De jolies couleurs conviennent bien à la joaillerie en titane. Cependant, une couleur bleue, violette, verte, grise ou blanche est le signe d’une contamination par l’atmosphère lors de la soudure à l’arc sous gaz inerte de pièces en titane.
Dans des applications critiques, des soudures présentant de telles couleurs peuvent être moins résistantes et moins ductiles, et peuvent (ou doivent) être refusées.
Les fabricants doivent à leurs clients, et se doivent à eux-mêmes, de produire des soudures conformes aux normes et codes, comme celles définies dans le AWS D1.9,Structural Welding Code—Titanium, ou celles décrites dans leurs propres documents.
Cet article donne des éléments d’information sur le titane, sur la soudure à l’arc en gaz inerte (TIG ou GTAW), insiste sur les bonnes pratiques et met en évidence les erreurs les plus fréquentes.
Il est écrit en ayant à l’esprit surtout les petites entreprises, car ce sont elles qui réalisent la plus grande partie des soudures TIG.
Le titane
Le titane et ses alliages offrent une excellente résistance aux acides, aux chlorures et au sel, ajoutée à une large gamme de température d’utilisation, depuis la température de l’azote liquide (-196° C) jusqu’à environ 600° C et au plus élevé rapport résistance/poids de tous les métaux.
Par exemple, la nuance d’alliage de titane la plus utilisée, la nuance ASTM Grade 5 (Ti-6Al-4V) a une limite d’élasticité de 8400 kg/cm² (824 MPa) et une masse volumique de 4,60 g/cm3 environ.
Par comparaison, l’acier ASTM A 36 a une limite d’élasticité de 2500 kg/cm² (235 MPa) environ et une masse volumique de 7,90 g/cm3, alors que l’aluminium 6061-T6 a une limite d’élasticité de 2800 kg/cm² et une masse volumique de 2,73 g/cm3.
Pour résumer, le titane est environ 45 pour cent plus léger que l’acier, 60 pour cent plus lourd que l’aluminium, et plus de trois fois plus résilient que chacun d’eux.
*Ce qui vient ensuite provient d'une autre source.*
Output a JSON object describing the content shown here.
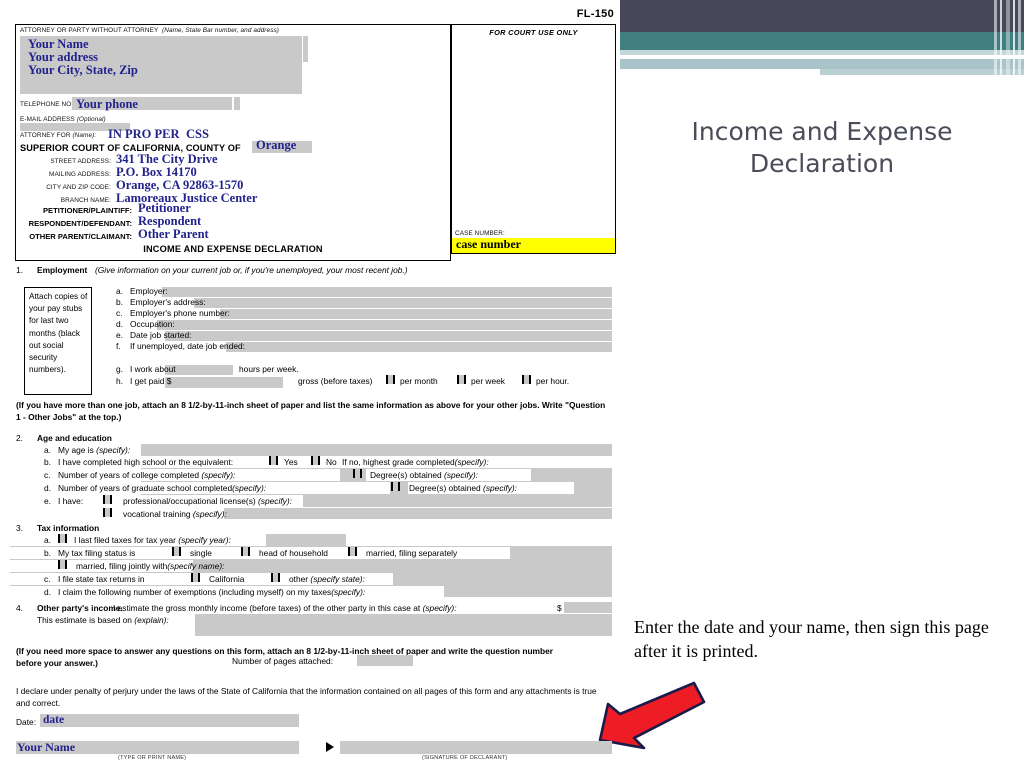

Bien que plus cher au départ, le titane diminue le coût en service, grâce à sa grande longévité et à des coûts de maintenance et de réparation réduits, voire, non-existants.
Par exemple, l’US Navy a remplacé les alliages cuivre-nickel par du titane pour les tuyauteries d’alimentation en eau de mer sur ses navires du type LDP-17 San Antonio, car elle espère que le titane tiendra les 40 à 50 ans de la durée de vie du navire.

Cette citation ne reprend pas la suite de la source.